BREWSTER – Proposed rules
Turbines 65-feet: Reviewable as developments of regional impact
Clear area: 1.5 times the height for large (660 kw) turbines
Setback: 10 times the height of the turbine – unless minimal noise impact
Flicker: Less than 10 hours a year
Decommissioning: After 120 days idle
Noise studies required
Above requirements, except clear area, waived for small (250 kw) municipal turbines
Cape Cod may be less than a week away from having countywide rules for locating wind turbine projects.
The Barnstable County Assembly of Delegates held a three-hour public hearing Wednesday evening on rules forwarded from the Cape Cod Commission. They heard from proponents, opponents, town officials and citizens, a turbine manufacturer and even Paul Revere (an attorney, not the silversmith). They’ll discuss the two proposed ordinances themselves next Wednesday at 2 p.m.
In November the assembly sent back a set of proposed rules to the commission, saying they weren’t strict enough. But local officials argued they’re still too strict.
“Effectively what this will do is there will be no turbines on Cape Cod,” declared Ed Lewis, chairman of the Brewster board of selectman, and a proponent of the town’s twin turbine project. “It is isn’t going to work, it becomes an overbearing experience. It becomes impossible.”
“I don’t think this is a ban on wind and it certainly wasn’t intended to be one,” countered Paul Niedzweicki, executive director of the commission. “But some sort of regulatory review might be more helpful in siting projects than the process in place now.”

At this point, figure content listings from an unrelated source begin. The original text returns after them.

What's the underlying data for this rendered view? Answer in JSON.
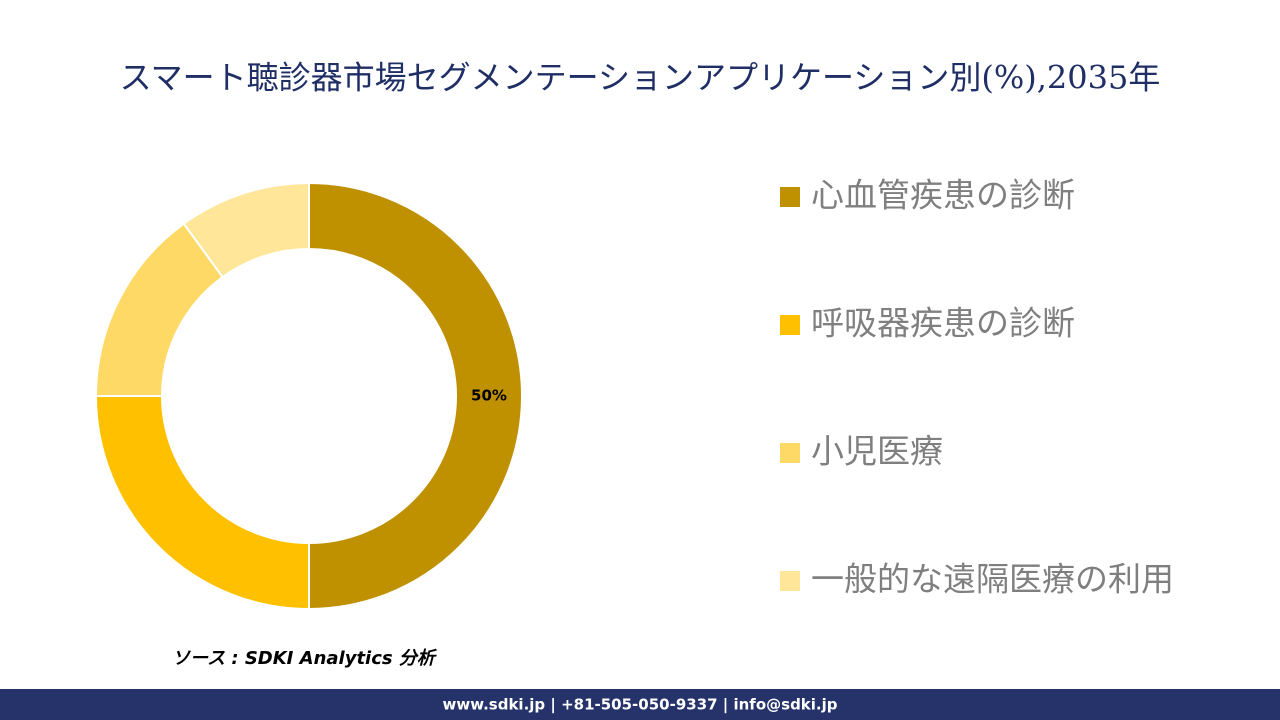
{
  "chart_data": {
    "type": "donut",
    "title": "スマート聴診器市場セグメンテーションアプリケーション別(%),2035年",
    "categories": [
      "心血管疾患の診断",
      "呼吸器疾患の診断",
      "小児医療",
      "一般的な遠隔医療の利用"
    ],
    "values": [
      50,
      25,
      15,
      10
    ],
    "value_labels": [
      "50%",
      null,
      null,
      null
    ],
    "colors": [
      "#bf9000",
      "#ffc000",
      "#ffd966",
      "#ffe699"
    ],
    "legend": "right"
  },
  "source": "ソース : SDKI Analytics 分析",
  "footer": "www.sdki.jp | +81-505-050-9337 | info@sdki.jp"
}
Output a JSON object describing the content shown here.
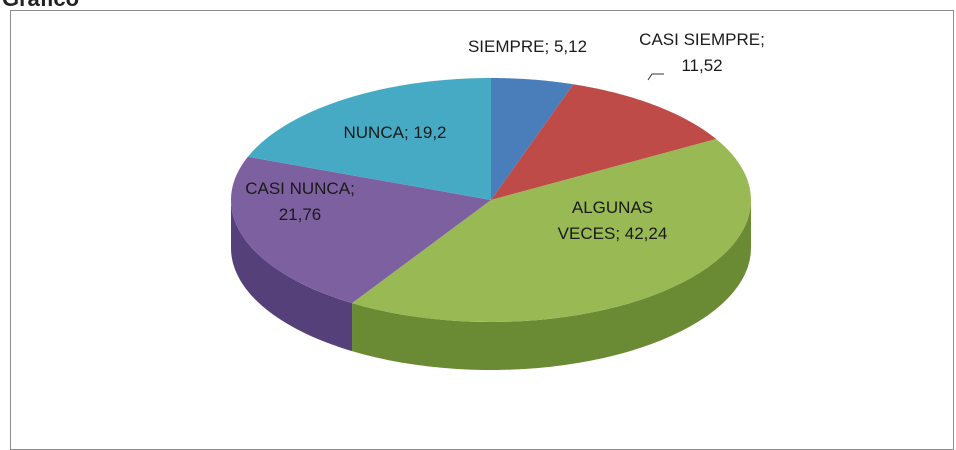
{
  "chart_data": {
    "type": "pie",
    "title": "Gráfico",
    "categories": [
      "SIEMPRE",
      "CASI SIEMPRE",
      "ALGUNAS VECES",
      "CASI NUNCA",
      "NUNCA"
    ],
    "values": [
      5.12,
      11.52,
      42.24,
      21.76,
      19.2
    ],
    "value_labels": [
      "5,12",
      "11,52",
      "42,24",
      "21,76",
      "19,2"
    ],
    "label_separator": "; ",
    "colors": [
      "#4a7ebb",
      "#be4b48",
      "#98b954",
      "#7d60a0",
      "#46aac5"
    ],
    "side_colors": [
      "#2f5a8c",
      "#8a2f2d",
      "#6a8a34",
      "#55407a",
      "#2b7f97"
    ]
  }
}
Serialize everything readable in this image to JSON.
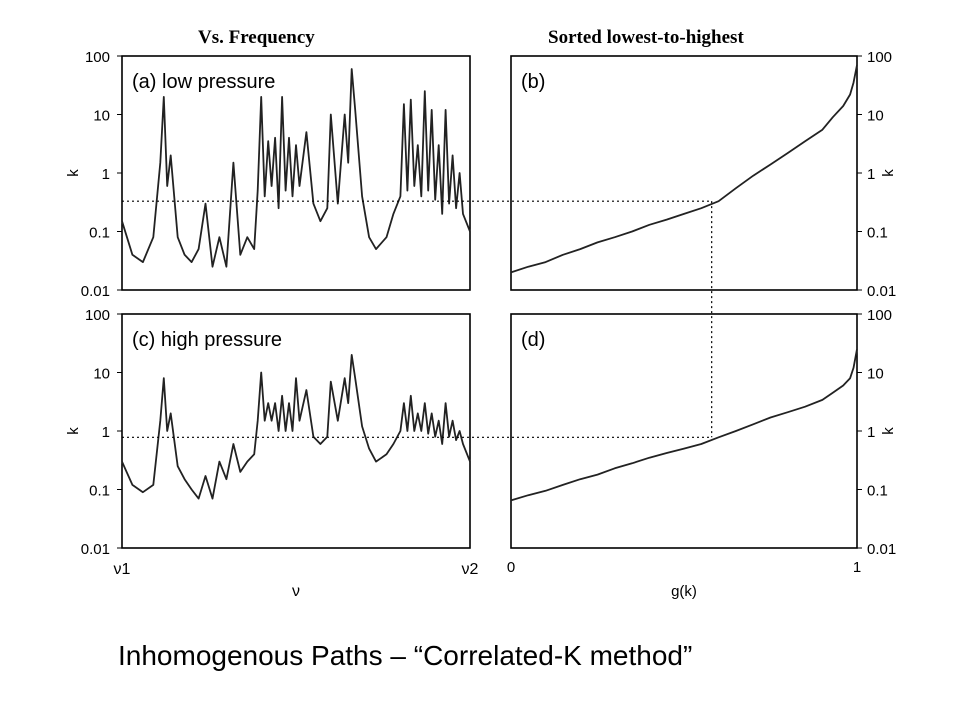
{
  "column_titles": {
    "left": "Vs. Frequency",
    "right": "Sorted lowest-to-highest"
  },
  "caption": "Inhomogenous Paths – “Correlated-K method”",
  "chart_data": [
    {
      "type": "line",
      "panel_label": "(a) low pressure",
      "y_scale": "log",
      "ylim": [
        0.01,
        100
      ],
      "yticks": [
        "100",
        "10",
        "1",
        "0.1",
        "0.01"
      ],
      "ylabel": "k",
      "xlabel": "",
      "xticks": [],
      "series": [
        {
          "x": [
            0,
            0.03,
            0.06,
            0.09,
            0.11,
            0.12,
            0.13,
            0.14,
            0.16,
            0.18,
            0.2,
            0.22,
            0.24,
            0.26,
            0.28,
            0.3,
            0.32,
            0.34,
            0.36,
            0.38,
            0.39,
            0.4,
            0.41,
            0.42,
            0.43,
            0.44,
            0.45,
            0.46,
            0.47,
            0.48,
            0.49,
            0.5,
            0.51,
            0.53,
            0.55,
            0.57,
            0.59,
            0.6,
            0.62,
            0.64,
            0.65,
            0.66,
            0.67,
            0.69,
            0.71,
            0.73,
            0.76,
            0.78,
            0.8,
            0.81,
            0.82,
            0.83,
            0.84,
            0.85,
            0.86,
            0.87,
            0.88,
            0.89,
            0.9,
            0.91,
            0.92,
            0.93,
            0.94,
            0.95,
            0.96,
            0.97,
            0.98,
            1.0
          ],
          "y": [
            0.15,
            0.04,
            0.03,
            0.08,
            1.5,
            20,
            0.6,
            2,
            0.08,
            0.04,
            0.03,
            0.05,
            0.3,
            0.025,
            0.08,
            0.025,
            1.5,
            0.04,
            0.08,
            0.05,
            0.5,
            20,
            0.4,
            3.5,
            0.6,
            4,
            0.25,
            20,
            0.5,
            4,
            0.4,
            3,
            0.6,
            5,
            0.3,
            0.15,
            0.25,
            10,
            0.3,
            10,
            1.5,
            60,
            12,
            0.4,
            0.08,
            0.05,
            0.08,
            0.2,
            0.4,
            15,
            0.5,
            18,
            0.6,
            3,
            0.4,
            25,
            0.5,
            12,
            0.35,
            3,
            0.2,
            12,
            0.3,
            2,
            0.25,
            1,
            0.2,
            0.1
          ]
        }
      ],
      "reference_line_y": 0.33
    },
    {
      "type": "line",
      "panel_label": "(b)",
      "y_scale": "log",
      "ylim": [
        0.01,
        100
      ],
      "yticks": [
        "100",
        "10",
        "1",
        "0.1",
        "0.01"
      ],
      "ylabel": "k",
      "xlabel": "",
      "xticks": [],
      "series": [
        {
          "x": [
            0,
            0.05,
            0.1,
            0.15,
            0.2,
            0.25,
            0.3,
            0.35,
            0.4,
            0.45,
            0.5,
            0.55,
            0.6,
            0.65,
            0.7,
            0.75,
            0.8,
            0.85,
            0.9,
            0.93,
            0.96,
            0.98,
            0.99,
            1.0
          ],
          "y": [
            0.02,
            0.025,
            0.03,
            0.04,
            0.05,
            0.065,
            0.08,
            0.1,
            0.13,
            0.16,
            0.2,
            0.25,
            0.33,
            0.55,
            0.9,
            1.4,
            2.2,
            3.5,
            5.5,
            9,
            14,
            22,
            35,
            70
          ]
        }
      ],
      "reference_x": 0.58
    },
    {
      "type": "line",
      "panel_label": "(c) high pressure",
      "y_scale": "log",
      "ylim": [
        0.01,
        100
      ],
      "yticks": [
        "100",
        "10",
        "1",
        "0.1",
        "0.01"
      ],
      "ylabel": "k",
      "xlabel": "ν",
      "xticks": [
        "ν1",
        "ν2"
      ],
      "series": [
        {
          "x": [
            0,
            0.03,
            0.06,
            0.09,
            0.11,
            0.12,
            0.13,
            0.14,
            0.16,
            0.18,
            0.2,
            0.22,
            0.24,
            0.26,
            0.28,
            0.3,
            0.32,
            0.34,
            0.36,
            0.38,
            0.39,
            0.4,
            0.41,
            0.42,
            0.43,
            0.44,
            0.45,
            0.46,
            0.47,
            0.48,
            0.49,
            0.5,
            0.51,
            0.53,
            0.55,
            0.57,
            0.59,
            0.6,
            0.62,
            0.64,
            0.65,
            0.66,
            0.67,
            0.69,
            0.71,
            0.73,
            0.76,
            0.78,
            0.8,
            0.81,
            0.82,
            0.83,
            0.84,
            0.85,
            0.86,
            0.87,
            0.88,
            0.89,
            0.9,
            0.91,
            0.92,
            0.93,
            0.94,
            0.95,
            0.96,
            0.97,
            0.98,
            1.0
          ],
          "y": [
            0.3,
            0.12,
            0.09,
            0.12,
            1.5,
            8,
            1,
            2,
            0.25,
            0.15,
            0.1,
            0.07,
            0.17,
            0.07,
            0.3,
            0.15,
            0.6,
            0.2,
            0.3,
            0.4,
            1.5,
            10,
            1.5,
            3,
            1.5,
            3,
            1,
            4,
            1,
            3,
            1,
            8,
            1.5,
            5,
            0.8,
            0.6,
            0.8,
            7,
            1.5,
            8,
            3,
            20,
            8,
            1.2,
            0.5,
            0.3,
            0.4,
            0.6,
            1,
            3,
            1,
            4,
            1,
            2,
            1,
            3,
            0.9,
            2,
            0.8,
            1.5,
            0.6,
            3,
            0.8,
            1.5,
            0.7,
            1,
            0.6,
            0.3
          ]
        }
      ],
      "reference_line_y": 0.78
    },
    {
      "type": "line",
      "panel_label": "(d)",
      "y_scale": "log",
      "ylim": [
        0.01,
        100
      ],
      "yticks": [
        "100",
        "10",
        "1",
        "0.1",
        "0.01"
      ],
      "ylabel": "k",
      "xlabel": "g(k)",
      "xticks": [
        "0",
        "1"
      ],
      "series": [
        {
          "x": [
            0,
            0.05,
            0.1,
            0.15,
            0.2,
            0.25,
            0.3,
            0.35,
            0.4,
            0.45,
            0.5,
            0.55,
            0.6,
            0.65,
            0.7,
            0.75,
            0.8,
            0.85,
            0.9,
            0.93,
            0.96,
            0.98,
            0.99,
            1.0
          ],
          "y": [
            0.065,
            0.08,
            0.095,
            0.12,
            0.15,
            0.18,
            0.23,
            0.28,
            0.35,
            0.42,
            0.5,
            0.6,
            0.78,
            1.0,
            1.3,
            1.7,
            2.1,
            2.6,
            3.4,
            4.5,
            6,
            8,
            12,
            25
          ]
        }
      ],
      "reference_x": 0.58
    }
  ]
}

“The town by town process is inconsistent and may be outdated,” noted Mitch Relin of Brewster. “Wind turbines are no longer an issue for individual towns. The projected Dennis turbines are within 1,700 feet to the nearest Brewster resident.”
That argues for a regional approach, and others made the same point
“Incorrectly sited wind turbines represent a clear and present danger to the people of Cape Cod,” said Preston Ribnick of Wellfleet. “People are being made ill by industrial wind turbines all over the world.”
“When the blades are spinning it has been hell at my home and backyard,” said John Ford who lives 3,000 feet from Falmouth’s town turbine. “I don’t sleep much because of the constant thumping. During World War II low frequency sound was used as a form of torture. I feel tortured.”
But don’t base everything on troubles in Falmouth.
“The technology of Falmouth is no longer used,” explained Carl Freeman of Orleans. “Those blades are fixed. Today they use pitch regulated where the blades turn in their sockets and are much quieter.”
Others thought the rules were too tough.
“My main objection is a noise standard relative to rotor diameter, as a measurement of sound,” Brewster Selectman Dan Rabold said. “The final standards you’re proposing don’t fit what you’re trying to measure.”
Brewster Town Administrator Charles Sumner noted his town has spent more than $500,000 on their project, currently in limbo, and he was concerned that these rules, if approved long after Brewster’s project began, might prohibit it.
“In my opinion the regulations (on noise) as written will lead to litigation,” said county commissioner Bill Doherty.
All in all 17 people spoke in favor of the rules and 15 against, including local officials.